Haiman has constructed in the paper the unusual tautological bundle $P$, called Procesi bundle, of rank $n!$ over the Hilbert schemes of points on the affine plane in the following way.
Let $H _ { n } = \mathrm { Hilb } ^ { n } \left( \mathbb { C } ^ { 2 } \right)$ be the Hilbert scheme of $n$-points of the affine plane $\mathbb { C } ^ { 2 }$, and let $S ^ { n } \mathbb { C } ^ { 2 }$ be the $n$-th symmetric product of $\mathbb { C } ^ { 2 }$. We define $X_n$ as a fiber product via $$ \begin{array} {ccc} X _ { n } &\stackrel { f } \longrightarrow & \mathbb { C } ^ { 2 n } \\ \rho \downarrow & & \downarrow \\ H _ { n }& \stackrel { \sigma } { \longrightarrow } & S ^ { n } \mathbb { C } ^ { 2 } \end{array} $$ where $\sigma$ is the Hibert-Chow map.

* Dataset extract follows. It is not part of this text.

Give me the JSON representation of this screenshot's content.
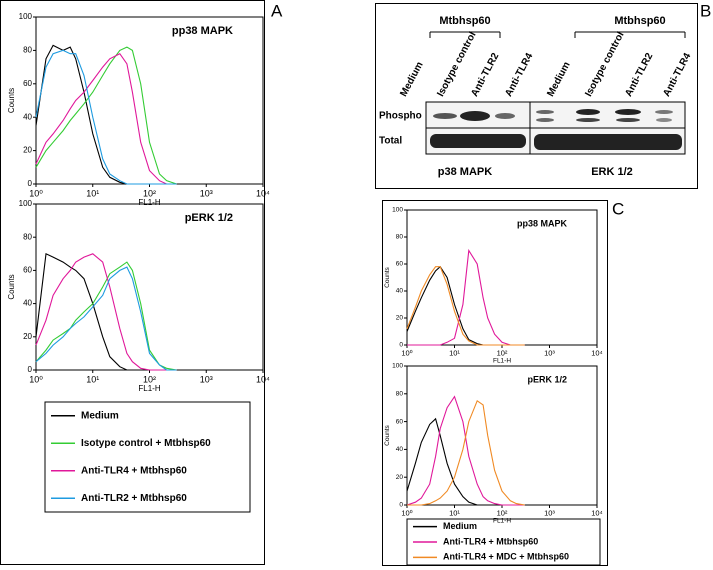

The Procesi bundle over the Hilbert scheme $H_n$ is defined by the pushforward $P = \rho _ { * } \mathcal { O } _ { X _ { n } }$ of the structure sheaf of $X_n$.
Question: is the Procesi bundle equipped with a hyperholomorphic connection over the hyper-K\"ahler manifold $H_n$?